In Senegal, professional wrestling reigns supreme. Seeing as it’s the national sport, those who successfully practice lutte sénégalaise, orlaamb, are considered heroes in their home country, treated like movie stars or royalty. Though unlike the WWE stars in America who transformed wrestling into an entertainment spectacle throughout the ’90s, the burgeoning wrestling champions in Senegal are reaching new heights of popularity while attempting to maintain ties to their traditional folk roots.
Amsterdam-based photographer Ernst Coppejans recently spent several weeks shadowing the men and boys who are working to become the next big laamb champions. His portraits capture the hulking subjects on a beach in the small village of Yene where they train. Contorted and posed, mid-grapple or lounging by the sea, Coppejans’ images demonstrate a different kind of masculinity.
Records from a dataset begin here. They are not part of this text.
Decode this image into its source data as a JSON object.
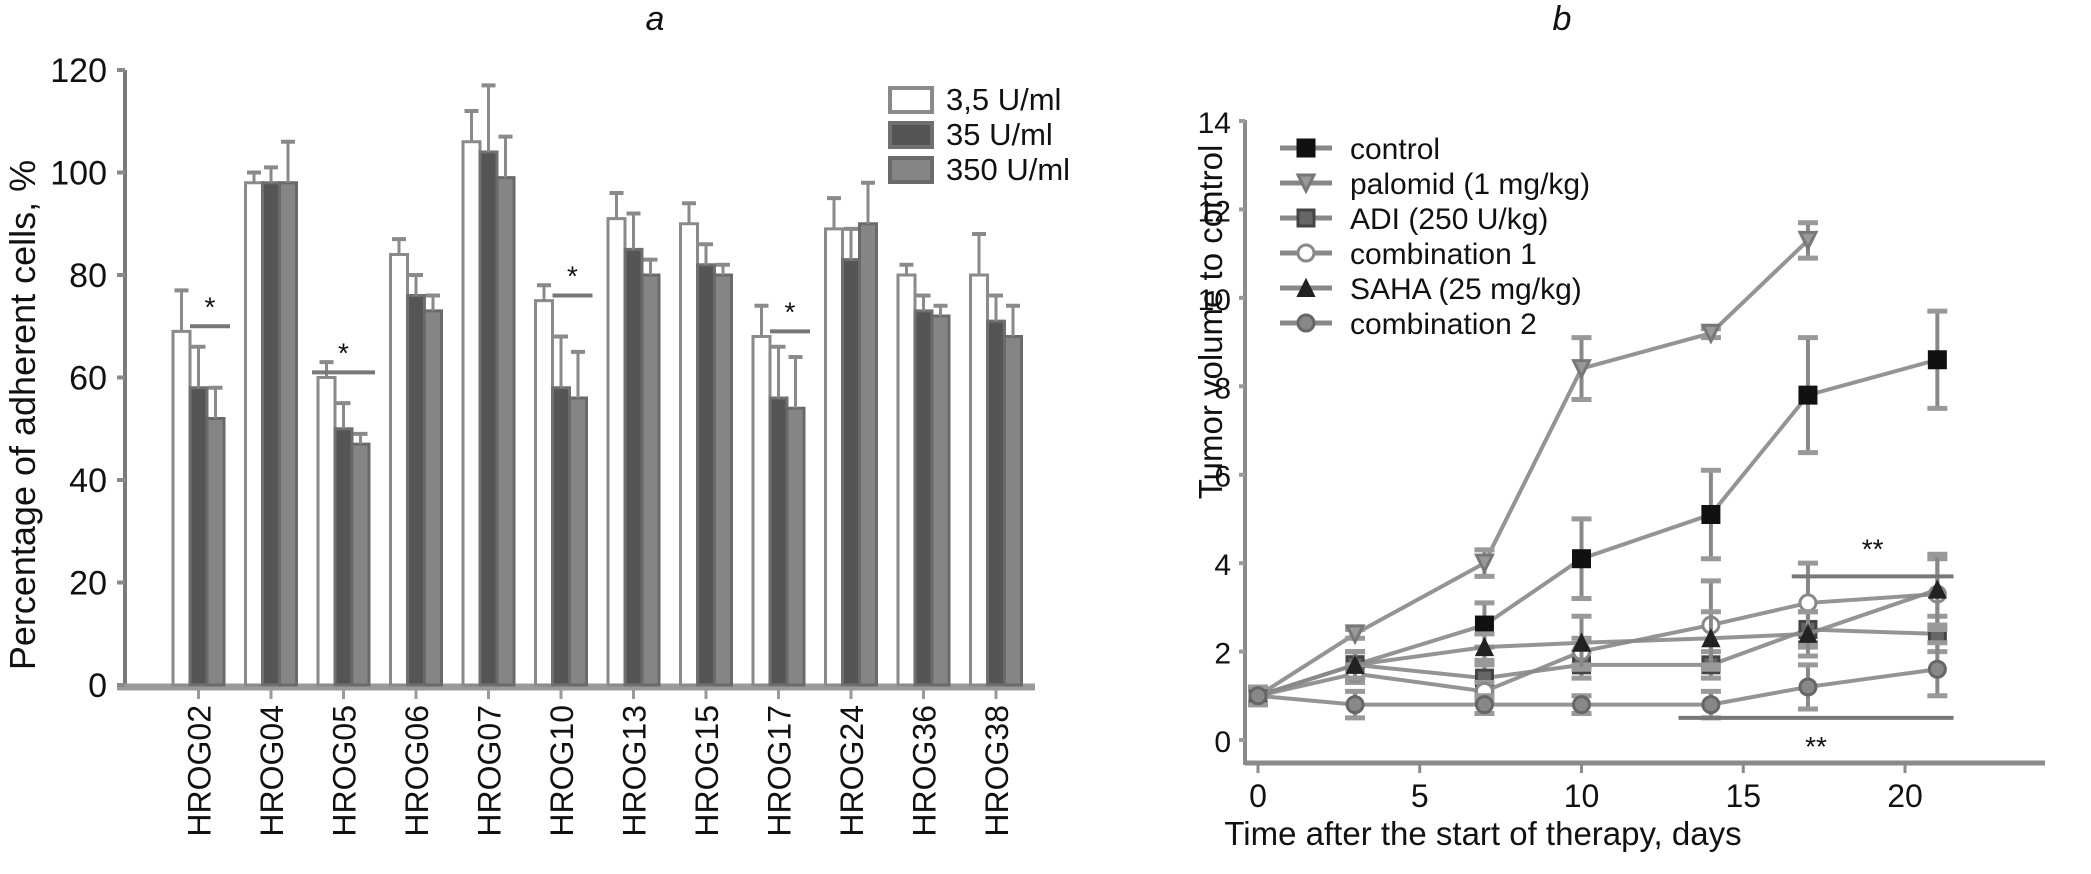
{
  "chart_data": [
    {
      "panel_label": "a",
      "type": "bar",
      "title": "",
      "xlabel": "",
      "ylabel": "Percentage of adherent cells, %",
      "ylim": [
        0,
        120
      ],
      "yticks": [
        0,
        20,
        40,
        60,
        80,
        100,
        120
      ],
      "grid": false,
      "legend_position": "top-right",
      "categories": [
        "HROG02",
        "HROG04",
        "HROG05",
        "HROG06",
        "HROG07",
        "HROG10",
        "HROG13",
        "HROG15",
        "HROG17",
        "HROG24",
        "HROG36",
        "HROG38"
      ],
      "series": [
        {
          "name": "3,5 U/ml",
          "color": "#ffffff",
          "values": [
            69,
            98,
            60,
            84,
            106,
            75,
            91,
            90,
            68,
            89,
            80,
            80
          ],
          "errors": [
            8,
            2,
            3,
            3,
            6,
            3,
            5,
            4,
            6,
            6,
            2,
            8
          ]
        },
        {
          "name": "35 U/ml",
          "color": "#555555",
          "values": [
            58,
            98,
            50,
            76,
            104,
            58,
            85,
            82,
            56,
            83,
            73,
            71
          ],
          "errors": [
            8,
            3,
            5,
            4,
            13,
            10,
            7,
            4,
            10,
            6,
            3,
            5
          ]
        },
        {
          "name": "350 U/ml",
          "color": "#808080",
          "values": [
            52,
            98,
            47,
            73,
            99,
            56,
            80,
            80,
            54,
            90,
            72,
            68
          ],
          "errors": [
            6,
            8,
            2,
            3,
            8,
            9,
            3,
            2,
            10,
            8,
            2,
            6
          ]
        }
      ],
      "annotations": [
        {
          "text": "*",
          "category": "HROG02"
        },
        {
          "text": "*",
          "category": "HROG05"
        },
        {
          "text": "*",
          "category": "HROG10"
        },
        {
          "text": "*",
          "category": "HROG17"
        }
      ]
    },
    {
      "panel_label": "b",
      "type": "line",
      "title": "",
      "xlabel": "Time after the start of therapy, days",
      "ylabel": "Tumor volume to control",
      "xlim": [
        -0.5,
        22
      ],
      "ylim": [
        -0.3,
        14
      ],
      "xticks": [
        0,
        5,
        10,
        15,
        20
      ],
      "yticks": [
        0,
        2,
        4,
        6,
        8,
        10,
        12,
        14
      ],
      "grid": false,
      "legend_position": "top-left",
      "series": [
        {
          "name": "control",
          "marker": "square-filled",
          "color": "#111111",
          "x": [
            0,
            3,
            7,
            10,
            14,
            17,
            21
          ],
          "y": [
            1.0,
            1.7,
            2.6,
            4.1,
            5.1,
            7.8,
            8.6
          ],
          "errors": [
            0.2,
            0.3,
            0.5,
            0.9,
            1.0,
            1.3,
            1.1
          ]
        },
        {
          "name": "palomid (1 mg/kg)",
          "marker": "triangle-down",
          "color": "#777777",
          "x": [
            0,
            3,
            7,
            10,
            14,
            17
          ],
          "y": [
            1.0,
            2.4,
            4.0,
            8.4,
            9.2,
            11.3
          ],
          "errors": [
            0.2,
            0.1,
            0.3,
            0.7,
            0.1,
            0.4
          ]
        },
        {
          "name": "ADI (250 U/kg)",
          "marker": "square",
          "color": "#444444",
          "x": [
            0,
            3,
            7,
            10,
            14,
            17,
            21
          ],
          "y": [
            1.0,
            1.7,
            1.4,
            1.7,
            1.7,
            2.5,
            2.4
          ],
          "errors": [
            0.2,
            0.3,
            0.3,
            0.3,
            0.3,
            0.4,
            0.4
          ]
        },
        {
          "name": "combination 1",
          "marker": "circle-open",
          "color": "#888888",
          "x": [
            0,
            3,
            7,
            10,
            14,
            17,
            21
          ],
          "y": [
            1.0,
            1.5,
            1.1,
            2.0,
            2.6,
            3.1,
            3.3
          ],
          "errors": [
            0.2,
            0.2,
            0.2,
            0.3,
            1.0,
            0.9,
            0.8
          ]
        },
        {
          "name": "SAHA (25 mg/kg)",
          "marker": "triangle-up",
          "color": "#222222",
          "x": [
            0,
            3,
            7,
            10,
            14,
            17,
            21
          ],
          "y": [
            1.0,
            1.7,
            2.1,
            2.2,
            2.3,
            2.4,
            3.4
          ],
          "errors": [
            0.2,
            0.3,
            0.3,
            0.6,
            0.6,
            0.5,
            0.8
          ]
        },
        {
          "name": "combination 2",
          "marker": "circle",
          "color": "#666666",
          "x": [
            0,
            3,
            7,
            10,
            14,
            17,
            21
          ],
          "y": [
            1.0,
            0.8,
            0.8,
            0.8,
            0.8,
            1.2,
            1.6
          ],
          "errors": [
            0.2,
            0.3,
            0.2,
            0.2,
            0.3,
            0.5,
            0.6
          ]
        }
      ],
      "annotations": [
        {
          "text": "**",
          "bracket_x": [
            16.5,
            21.5
          ],
          "bracket_y": 3.7,
          "position": "above"
        },
        {
          "text": "**",
          "bracket_x": [
            13,
            21.5
          ],
          "bracket_y": 0.5,
          "position": "below"
        }
      ]
    }
  ]
}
“Champions are worshiped,” Coppejans explained to The Huffington Post. “Many Senegalese boys train fanatically to make their dream, becoming a famous lutteur come true.” The allure of fame and fortune from sport clearly crosses national borders. Talented lutteurs will wear talismans (gris-gris) and douse themselves in blessed liquid to better their chances of triumph, while connecting to the older folk rituals based on faith and luck. But while the majority of competitors make around $2,000 per season, the small percentage of elite winners can earn up to $100,000 per combat.
Cappejans captures portraits of the wrestlers, clad in loincloth and shorts, before they’ve been fully enveloped by this reality. “What I love about this series is that it is all about hopes and dreams,” he added. “Not many make it as a professional wrestler, but they sure are gonna try. It’s a way out of poverty and a way to a better life.”